ARTIFICIAL INTELLIGENCE
Predictive Analytics -Artificial Intelligence and Machine Learning for Smart Factory – Machine Monitoring

ALTEN was contacted by a leading supplier of technology in the Automotive – Tier 1 industry to design and implement an AI-driven preventive maintenance system capable of monitoring and detecting anomalies in the behaviour of machines in the Assembly Line in real time. A cloud-based solution was desired that would monitor all the configured machines and alert the relevant personnel and store data to display historical dashboards.
Manufacturing Execution Systems – MES is a system to encompass all key manufacturing capabilities, including quality control, material synchronization, MES, focuses on shop floor execution, tracking production, work orders, and machine performance & most importantly ensures smooth daily operations, maintenance providing enterprise-wide visibility, control, and synchronization. This central system integrates both, bridging high-level planning with real-time execution.

Challenge: The Organization did not have an automatic means to monitor Production line machinery and needed human intervention to make sure that the machines are within their operational limits as per the guidelines of the Manufacturing Execution Systems (MES).

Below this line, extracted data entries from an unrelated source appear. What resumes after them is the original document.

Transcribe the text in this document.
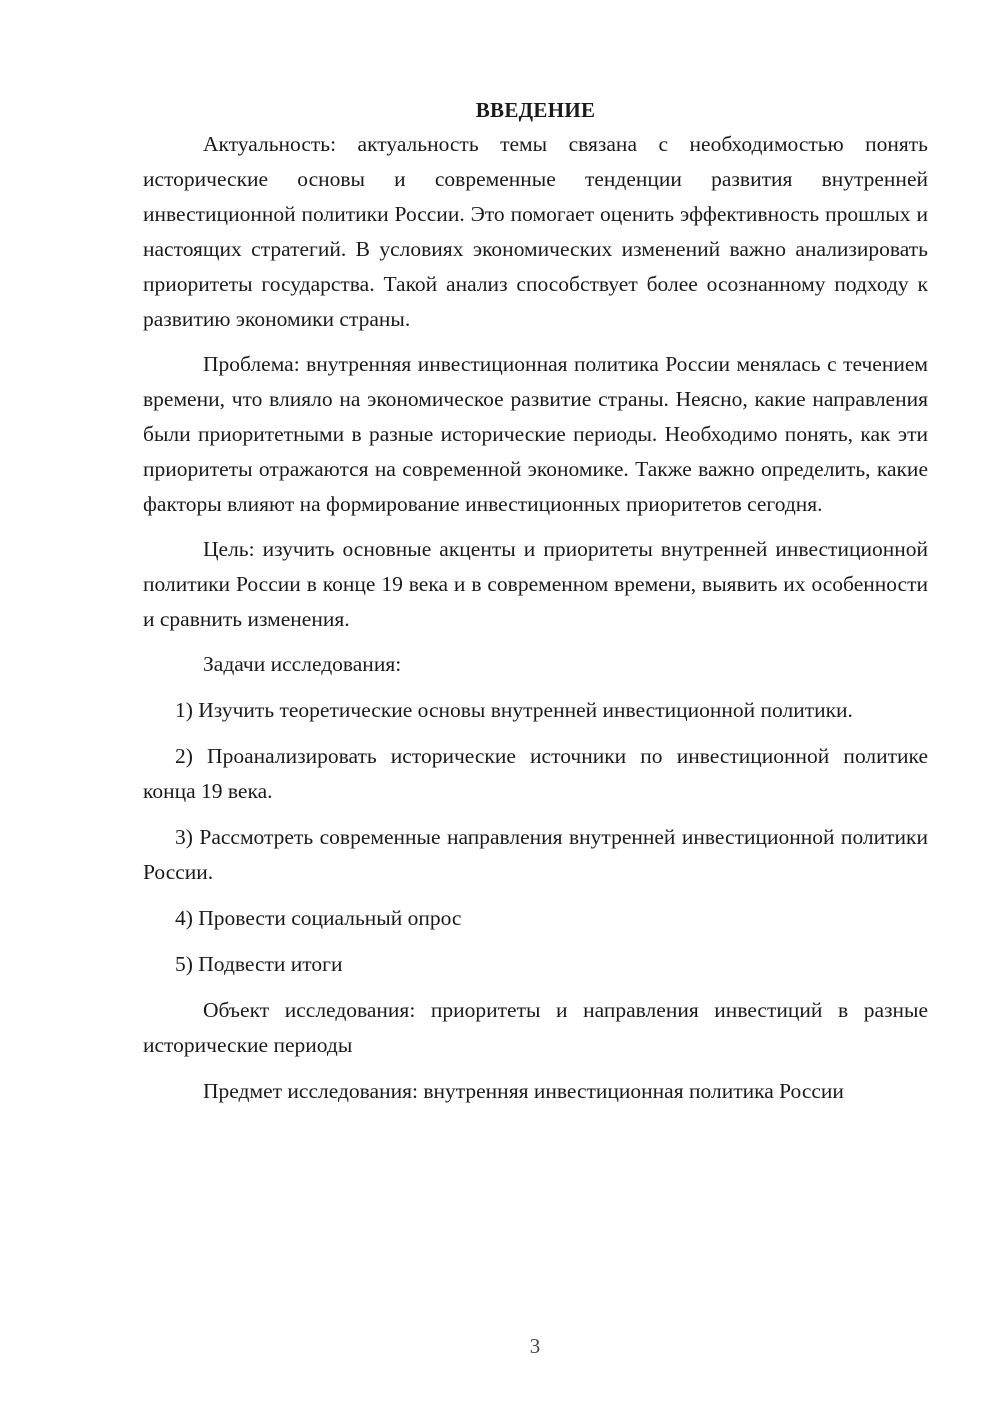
ВВЕДЕНИЕ

Актуальность: актуальность темы связана с необходимостью понять исторические основы и современные тенденции развития внутренней инвестиционной политики России. Это помогает оценить эффективность прошлых и настоящих стратегий. В условиях экономических изменений важно анализировать приоритеты государства. Такой анализ способствует более осознанному подходу к развитию экономики страны.

Проблема: внутренняя инвестиционная политика России менялась с течением времени, что влияло на экономическое развитие страны. Неясно, какие направления были приоритетными в разные исторические периоды. Необходимо понять, как эти приоритеты отражаются на современной экономике. Также важно определить, какие факторы влияют на формирование инвестиционных приоритетов сегодня.

Цель: изучить основные акценты и приоритеты внутренней инвестиционной политики России в конце 19 века и в современном времени, выявить их особенности и сравнить изменения.

Задачи исследования:

1) Изучить теоретические основы внутренней инвестиционной политики.

2) Проанализировать исторические источники по инвестиционной политике конца 19 века.

3) Рассмотреть современные направления внутренней инвестиционной политики России.

4) Провести социальный опрос

5) Подвести итоги

Объект исследования: приоритеты и направления инвестиций в разные исторические периоды

Предмет исследования: внутренняя инвестиционная политика России

3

The following are the requirements of the System to be developed:
- The System needed to monitor sensor data from the machines and correlate it with the historical behavioral patterns and determine if the current behavior qualifies as an anomaly or not.

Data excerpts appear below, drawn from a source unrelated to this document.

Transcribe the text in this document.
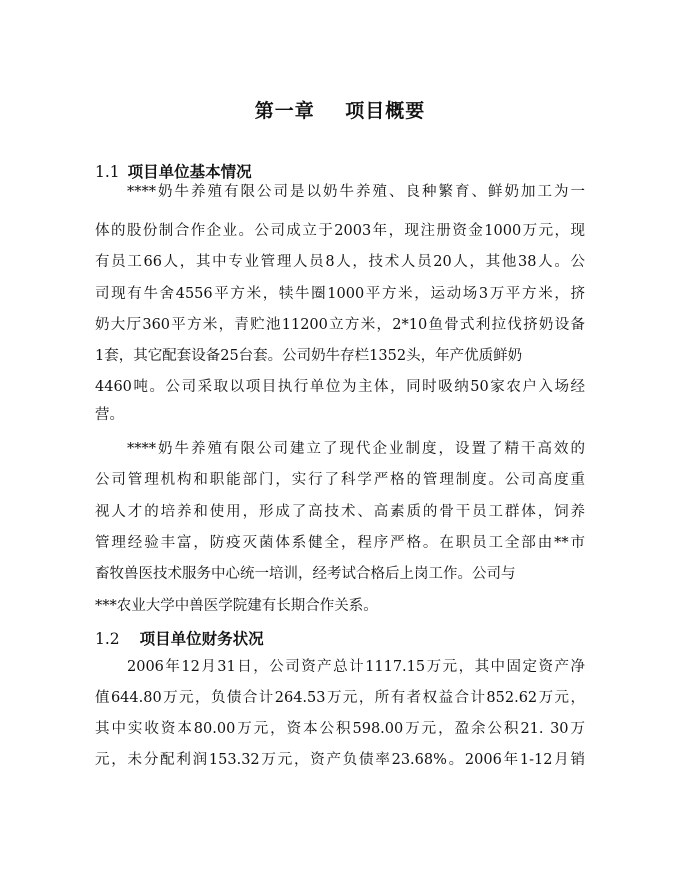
第一章    项目概要
1.1 项目单位基本情况

****奶牛养殖有限公司是以奶牛养殖、良种繁育、鲜奶加工为一

体的股份制合作企业。公司成立于2003年，现注册资金1000万元，现

有员工66人，其中专业管理人员8人，技术人员20人，其他38人。公

司现有牛舍4556平方米，犊牛圈1000平方米，运动场3万平方米，挤

奶大厅360平方米，青贮池11200立方米，2*10鱼骨式利拉伐挤奶设备

1套，其它配套设备25台套。公司奶牛存栏1352头，年产优质鲜奶

4460吨。公司采取以项目执行单位为主体，同时吸纳50家农户入场经

营。

****奶牛养殖有限公司建立了现代企业制度，设置了精干高效的

公司管理机构和职能部门，实行了科学严格的管理制度。公司高度重

视人才的培养和使用，形成了高技术、高素质的骨干员工群体，饲养

管理经验丰富，防疫灭菌体系健全，程序严格。在职员工全部由**市

畜牧兽医技术服务中心统一培训，经考试合格后上岗工作。公司与

***农业大学中兽医学院建有长期合作关系。

1.2 项目单位财务状况

2006年12月31日，公司资产总计1117.15万元，其中固定资产净

值644.80万元，负债合计264.53万元，所有者权益合计852.62万元，

其中实收资本80.00万元，资本公积598.00万元，盈余公积21. 30万

元，未分配利润153.32万元，资产负债率23.68%。2006年1-12月销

- The system also needed to provide a dashboard/visualization that displays the current status of all monitored machines.
- The Predictive Engine of the system also should be capable of estimating the RUL –Remaining Useful Life based on the Historical data.
- Finally, a Seamless Integration into the Manufacturing Execution Systems (MES) was desired.
Solutions: Alten implemented a framework that monitors machines based on one parameter (of any type – pressure, voltage, temperature, time etc.), observe trends and flag anomalies.
The system is based on ML algorithms monitoring univariate data by unsupervised learning. Given data and time, the system “learns” the behavioral patterns of machine and uses the knowledge in flagging anomalies. User/Operator feedback was also considered that enhanced the reasoning ability of the ML Model.
The solution framework is hence extensible to several use-cases plant-wide.
The solution used a SSO mechanism for authenticating users and had a frontend and a web services working with the AI/ML core. MERN stack was used in implementing the solution. The AI/ML core was developed using Python with RabbitMQ servings as the cross-platform bridge.
Benefits:
- Early anomaly detection prevents wastage of products, components and spares
- Reduces production line downtime as defective machines can be isolated and serviced prior to a failure occurring.
- Reduces spare stock quantity due to reduced rejection rate of PCBs.
Knowledge where it counts
ALTEN’s teams came up with an innovative approach, leveraging unsupervised ML models and Data Analysis Algorithms capable of identifying anomalies automatically to ensure smooth functioning of the factory. Alten developed the complete end-to-end system involving areas – Kerberos, LDAP, bigdata/Hadoop, AI/ML and Business Application for Seamless IT/OT integration.


What it takes
As in any area, fixing software build failures involves first identifying the problem, then investigating its origin, making corrections, and testing to see that it is resolved. The Hadoop ecosystem is involved in the collection of data from the machines/sensors. The ML Ecosystem performs the predictive analytics. The Backend Microservices interfaces with the IT services. The outcome of the analytics is visualized on a simple web dashboard with options to monitor a specific machine or view overall results and since the architecture is cloud-based, it allows easy scaling to accommodate large and complex MES environments.
The toolbox
This solution comprises a blend of advanced predictive maintenance models and using the extensive data collected from the Organization operation records identified the required tools and processes in designing complete end-to-end system involving areas – Kerberos, LDAP, bigdata/Hadoop, AI/ML and Business Application for Seamless IT/OT integration.
- Programming Languages: Backend – Python and Javascript (Nodejs)– Data Processing and ML Model
- User Interface: The front-end development was done using Reactjs, HTML, and CSS.
- Communication and Messaging: Kerberos, Hadoop/Impala, RabbitMQ, LDAP.